How I wanted to be like them: to be sure. In fact, I wanted it so fiercely that, at first, I pretended to be a believer. But the pretense gnawed at me like a dog chomping at the morrow in a shank of bone. To this day, those doubts were more psychologically painful to me than anything I have ever experienced. My disbelief was excruciating, but to be a pretender was even more agonizing.
The more I studied, the more my dwindling faith became shrouded in doubt. During those days of incredulity, my believing friends and family would say, “Allen, don’t make it so complicated. Just take it on faith. Besides, the Bible says it’s so, and the Bible is the infallible word of God.”
Really?
So, I poured over the scriptures, only to be assaulted with more doubts. The words and deeds of Jesus Christ were not so much reassuring as they were troubling, even frightening. The qualities I saw in the Gospels did not draw me into the fold; they scared the hell out of me. For example:
- Christ’s jealousy: “If anyone comes to me and does not hate his own father and mother and wife and children and brothers and sisters, yes, and even his own life, he cannot be my disciple.” (Luke 14:25)
- Christ’s vindictiveness: “And you, Capernaum, will you be exalted to heaven? You shall be brought down to Hades.” (Luke 10:15)
- Christ’s sadism: “The Son of man will send his angles, and they will gather out of his kingdom all causes of sin and all evildoers, and throw them into the furnace of fire; there men will weep and gnash their teeth.” (Matthew 13:41-42)
- Christ’s curious curse: The next day as they were leaving Bethany, Jesus was hungry. Seeing in the distance a fig tree in leaf, he went to find out if it had any fruit. When he reached it, he found nothing but leaves, because it was not the season for figs.

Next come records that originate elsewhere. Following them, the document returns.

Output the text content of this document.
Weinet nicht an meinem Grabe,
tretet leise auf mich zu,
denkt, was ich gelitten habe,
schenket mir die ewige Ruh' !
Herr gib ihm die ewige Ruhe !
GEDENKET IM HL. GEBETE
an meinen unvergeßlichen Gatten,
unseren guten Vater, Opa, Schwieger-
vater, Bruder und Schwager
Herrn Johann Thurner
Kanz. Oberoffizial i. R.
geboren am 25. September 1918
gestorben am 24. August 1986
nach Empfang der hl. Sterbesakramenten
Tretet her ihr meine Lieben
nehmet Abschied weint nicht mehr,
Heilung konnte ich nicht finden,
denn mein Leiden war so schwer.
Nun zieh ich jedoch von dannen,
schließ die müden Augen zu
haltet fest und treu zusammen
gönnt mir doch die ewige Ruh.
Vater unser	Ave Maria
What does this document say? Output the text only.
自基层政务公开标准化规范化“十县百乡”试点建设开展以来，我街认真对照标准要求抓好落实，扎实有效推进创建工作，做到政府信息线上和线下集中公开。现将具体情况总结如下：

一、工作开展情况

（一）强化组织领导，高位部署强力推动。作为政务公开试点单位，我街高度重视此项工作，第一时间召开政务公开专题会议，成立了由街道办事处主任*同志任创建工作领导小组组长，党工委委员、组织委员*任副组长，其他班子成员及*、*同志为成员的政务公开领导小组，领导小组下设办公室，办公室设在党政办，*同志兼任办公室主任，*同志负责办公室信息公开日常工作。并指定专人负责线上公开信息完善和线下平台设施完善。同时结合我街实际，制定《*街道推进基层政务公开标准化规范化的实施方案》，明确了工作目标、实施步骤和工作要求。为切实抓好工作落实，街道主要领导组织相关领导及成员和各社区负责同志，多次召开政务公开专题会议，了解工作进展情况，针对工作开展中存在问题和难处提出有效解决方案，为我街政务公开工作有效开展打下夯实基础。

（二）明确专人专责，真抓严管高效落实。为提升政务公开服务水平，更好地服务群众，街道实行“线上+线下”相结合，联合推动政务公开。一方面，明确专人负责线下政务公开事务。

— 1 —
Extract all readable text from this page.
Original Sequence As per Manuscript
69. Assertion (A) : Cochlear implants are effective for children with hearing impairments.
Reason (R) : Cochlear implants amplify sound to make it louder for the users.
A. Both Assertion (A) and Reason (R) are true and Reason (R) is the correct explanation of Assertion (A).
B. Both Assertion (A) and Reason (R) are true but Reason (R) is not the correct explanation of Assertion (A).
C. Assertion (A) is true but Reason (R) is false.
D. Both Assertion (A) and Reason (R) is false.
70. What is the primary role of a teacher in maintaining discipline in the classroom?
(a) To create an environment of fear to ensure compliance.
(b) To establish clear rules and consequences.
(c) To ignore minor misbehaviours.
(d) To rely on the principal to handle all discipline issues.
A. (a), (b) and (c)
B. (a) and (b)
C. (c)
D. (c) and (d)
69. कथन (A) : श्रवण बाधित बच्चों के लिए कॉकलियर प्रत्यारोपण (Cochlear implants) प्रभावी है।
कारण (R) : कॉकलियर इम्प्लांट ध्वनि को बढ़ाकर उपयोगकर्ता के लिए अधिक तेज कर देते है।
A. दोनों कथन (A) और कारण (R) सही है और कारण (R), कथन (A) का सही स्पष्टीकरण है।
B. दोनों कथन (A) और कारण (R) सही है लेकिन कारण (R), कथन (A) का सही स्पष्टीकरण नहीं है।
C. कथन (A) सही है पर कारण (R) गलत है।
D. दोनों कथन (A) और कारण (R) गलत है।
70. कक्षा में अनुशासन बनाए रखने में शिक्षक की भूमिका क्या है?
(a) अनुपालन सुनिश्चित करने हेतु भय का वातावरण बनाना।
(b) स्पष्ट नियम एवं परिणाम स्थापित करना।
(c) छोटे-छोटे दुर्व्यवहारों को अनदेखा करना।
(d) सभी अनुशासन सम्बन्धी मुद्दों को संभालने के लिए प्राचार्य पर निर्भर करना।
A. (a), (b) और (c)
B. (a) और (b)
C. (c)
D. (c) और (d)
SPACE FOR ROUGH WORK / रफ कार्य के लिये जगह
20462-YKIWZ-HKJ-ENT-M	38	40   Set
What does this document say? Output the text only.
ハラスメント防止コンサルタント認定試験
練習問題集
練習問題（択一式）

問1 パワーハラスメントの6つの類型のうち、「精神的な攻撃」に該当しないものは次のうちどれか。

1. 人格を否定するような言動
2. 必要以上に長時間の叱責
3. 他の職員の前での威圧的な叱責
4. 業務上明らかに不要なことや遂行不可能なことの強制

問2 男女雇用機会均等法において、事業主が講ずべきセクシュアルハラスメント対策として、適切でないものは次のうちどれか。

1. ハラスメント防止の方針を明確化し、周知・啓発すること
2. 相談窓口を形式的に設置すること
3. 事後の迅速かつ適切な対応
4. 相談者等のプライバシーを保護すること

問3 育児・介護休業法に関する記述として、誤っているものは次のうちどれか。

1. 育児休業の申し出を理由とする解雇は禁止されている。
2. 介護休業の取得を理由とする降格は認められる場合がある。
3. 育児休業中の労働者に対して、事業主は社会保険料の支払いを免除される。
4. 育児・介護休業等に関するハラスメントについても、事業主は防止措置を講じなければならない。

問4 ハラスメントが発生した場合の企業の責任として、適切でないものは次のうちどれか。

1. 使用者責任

Then he said to the tree, “May no one ever eat fruit from you again.” And his disciples heard him say it. (Mark 11:12-14)
Increasingly, the loving God my family of believers exalted did not seem at all loving. Scripture might be a political manifesto, I decided, but certainly not the infallible word of a God who loved me beyond all comprehension.
Because I wanted to get it right—or as right as I could—my doubts led me to a scholarly study of the gospels and the historical Jesus Christ. Books that were particularly helpful included Misquoting Jesus by Bart D. Ehrman, When Jesus Became God, by Richard E. Rubenstein, Zealot by Reza Aslan, and The Five Gospels by Robert W. Funk. Regarding Mormonism, the book that was most insightful—although, not surprisingly, reviled by the church—was entitled No Man Knows My History: The Life of Joseph Smith by the historian, Fawn M. Brodie. All of these books taught me there were too many discrepancies, too many questionable motives, and too many political schemes to warrant unequivocal devotion.
I will always be a doubter—in fact, I’m proud of that propensity—for it is through the careful examination of my doubts that I arrive closer to the truth.